Led Zeppelin: vitória na justiça muda o jogo nas ações por violação de direitos autorais

RIO - Esta segunda-feira, representantes do extinto grupo inglês Led Zeppelin obtiveram, na 9ª Corte de Apelação, nos Estados Unidos, uma vitória que poderá ser signficativa para toda a indústria da música. O veredito do júri de que a canção "Stairway to Heaven" (um dos grandes sucessos do Zeppelin, de 1971) não configurava um plágio de "Taurus" (lançada pelo grupo americano Spirit em 1968) abre possibilidades para novos processos por violações de direitos autorais.

Desde 2015, quando o produtor Pharrell Williams e o cantor Robin Thicke foram processados pela família de Marvin Gaye pela canção "Blurred lines" (de 2013, que teria muitas semelhanças com "Got to give It up", lançada por Gaye em 1977) e perderam a causa, a indústria vem travando o que considera uma batalha perdida contras as ações movidas por motivos cada vez mais frívolos. Desta vez, porém, o tribunal anulou a chamada "regra da razão inversa", um precedente que governa casos de direitos autorais na 9ª Corte nos últimos 43 anos.

Para provar a violação de direitos autorais, o autor tem que mostrar que o suposto infrator teve acesso ao trabalho do autor e que os dois trabalhos são "substancialmente semelhantes". A regra da razão inversa — que não era adotada em outras Cortes que não a 9ª — sustentava que quanto mais possibilidade de o acesso ter ocorrido era mostrada, menor era a semelhança necessária para estabelecer a violação. A regra tem sido um tormento para os acusados — incluindo gravadoras e grandes artistas — há décadas.

Ao anular a regra, o tribunal de apelações observou que a ideia de "acesso" se diluiu na era digital, pois milhões de obras estão prontamente disponíveis na Netflix, YouTube e Spotify. O tribunal também considerou que a regra tem o efeito de estabelecer um menor ônus da prova por violação de obras populares.

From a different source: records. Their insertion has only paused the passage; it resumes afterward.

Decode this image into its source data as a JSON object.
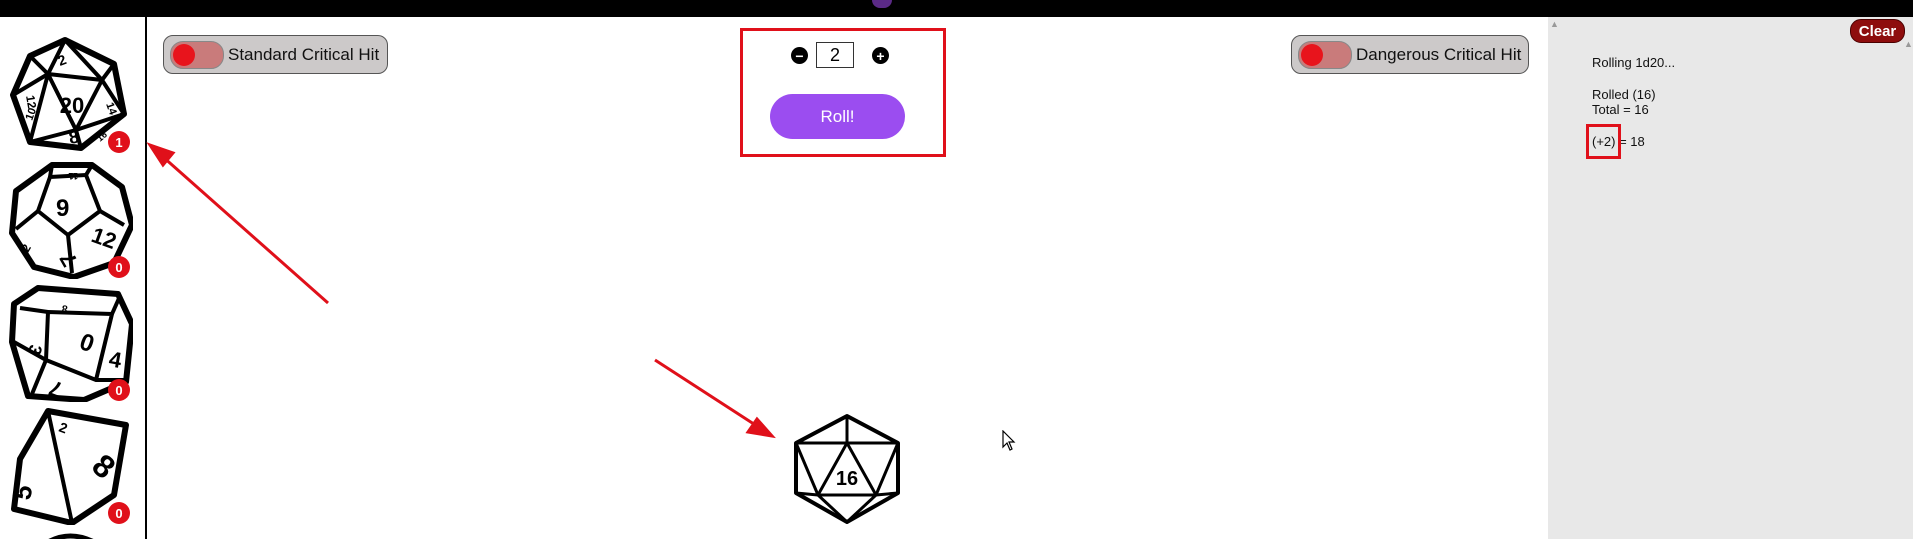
{
  "app": {
    "accent_color": "#9b4df0",
    "alert_color": "#e0101a"
  },
  "sidebar": {
    "dice": [
      {
        "name": "d20",
        "count": "1",
        "faces": [
          "2",
          "20",
          "14",
          "12",
          "10",
          "8",
          "16"
        ]
      },
      {
        "name": "d12",
        "count": "0",
        "faces": [
          "9",
          "12",
          "11",
          "7",
          "2"
        ]
      },
      {
        "name": "d10",
        "count": "0",
        "faces": [
          "0",
          "8",
          "4",
          "3",
          "7"
        ]
      },
      {
        "name": "d8",
        "count": "0",
        "faces": [
          "8",
          "2",
          "5"
        ]
      }
    ]
  },
  "controls": {
    "standard_crit_label": "Standard Critical Hit",
    "dangerous_crit_label": "Dangerous Critical Hit",
    "dice_count": "2",
    "minus_icon": "−",
    "plus_icon": "+",
    "roll_label": "Roll!"
  },
  "log": {
    "clear_label": "Clear",
    "lines": [
      "Rolling 1d20...",
      "Rolled (16)",
      "Total = 16",
      "(+2) = 18"
    ]
  },
  "result": {
    "value": "16"
  }
}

"Era uma regra terrível", disse Ed McPherson, advogado que apresentou defendeu o Led Zeppelin, em entrevista concedida á revista "Variety". "Se você tem muito acesso, isso não significa que deve haver um padrão menor para provar a violação de direitos autorais. Isso nunca fez sentido para mim."

O tribunal também recuou nas alegações de semelhança no caso Led Zeppelin, em uma opinião que deve animar os críticos da decisão "Blurred Lines". "Nunca estendemos a proteção de direitos autorais a apenas algumas notas", afirmou o tribunal. "Em vez disso, sustentamos que 'uma sequência de quatro notas comum no campo da música' não é a expressão protegida por direitos autorais em uma música."

O caso do Zeppelin começou em 2014, quando o jornalista Michael Skidmore entrou com uma ação em nome do espólio de Randy Wolfe, o falecido vocalista da banda Spirit. O processo alegou que o icônico riff instrumental de abertura em "Stairway to Heaven" foi retirado da música do Spirit, "Taurus".

Um júri decidiu contra os autores em 2016, mas um painel de três juízes do Tribunal de Apelações da 9ª Corte reabriu o caso em setembro de 2018. O painel considerou que o juiz Gary Klausner havia dado as instruções erradas do júri e ordenou um novo julgamento. Os advogados do Led Zeppelin apelaram para o circuito completo, que ouviu o caso em setembro passado.

McPherson disse à "Variety" que não tinha certeza se o tribunal aproveitaria a oportunidade para derrubar a regra da razão inversa, já que o assunto dificilmente surgia em discussões orais. "Estou emocionado que eles tenham feito isso", disse. "É uma decisão fantástica. Renovei a fé na 9ª Corte."